What Ive does next will continue to align with Apple, though it will have a separate identity in LoveFrom, which he attributed in a Financial Times article to a quote from his mentor, Steve Jobs. He will continue to work with Australian designer Marc Newson, as well as other diverse creatives from around the world, he told the FT. But what LoveFrom will ultimately be is still a mystery, and that's what intrigues many in the industry.

Mark Sloan, head of Mother Design in New York, stated: “I’m less concerned about his legacy at Apple — that’s already been beautifully documented. Jobs would hate for us to be 'looking in the rear view mirror.'

"I’m more curious about what sort of future he’s going to create in collaboration with Marc Newson. Hopefully LoveFrom turns some of their attention towards solving the world’s pressing problems with design. Making expensive products that we all crave but few can afford would be the obvious play — a more enduring legacy would be great design for everyone. A plea to people with large checkbooks and a desire to (meaningfully) change the world: fund these people.”

Added Matt Kandela, chief executive officer of Brooklyn-based design company, Dear Future: "The greatest lesson one can take from Jony Ive is that great design is a symbol of love for the end user and a demonstration that their needs were thought about and cared for... design and advertising is fixated by the new. By doing something different, Jony Ive helped educate us that ‘different’ and ‘new’ are actually not that hard. Doing something that is genuinely better is the hard thing. It’s a good lesson for us all. We don’t need new, we need ‘better’.
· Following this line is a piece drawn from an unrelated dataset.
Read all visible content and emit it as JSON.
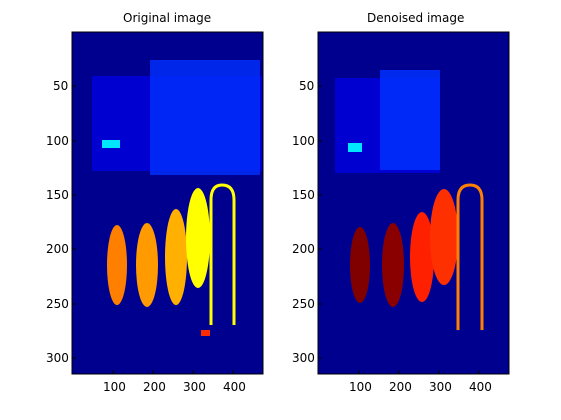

"Jony Ive could have stayed in his Ivory tower (or Cupertino Spaceship) 'til kingdom come, but instead is forging a whole new path. I’m sure everyone will take this moment to look back on his remarkable achievements, but it’s more exciting to think about what he can achieve in the future, with the world as his canvas, rather than a technology company," said Kandela.

"As far as Apple without Ive, I’d like to believe that much like Steve Jobs was to a certain extent Ive’s mentor (and soon the two became creative collaborators), that Ive will be passing the design baton to those he mentored along his nearly three-decade career. And it’s not like he’s leaving Apple for good; he’ll still be touching Apple products, except from a different vantage point,” concluded Angelo.

The news comes the same week that Publicis chief creative office Nick Law annoucned he was leaving to join Apple as its new vice-president of marcom integration.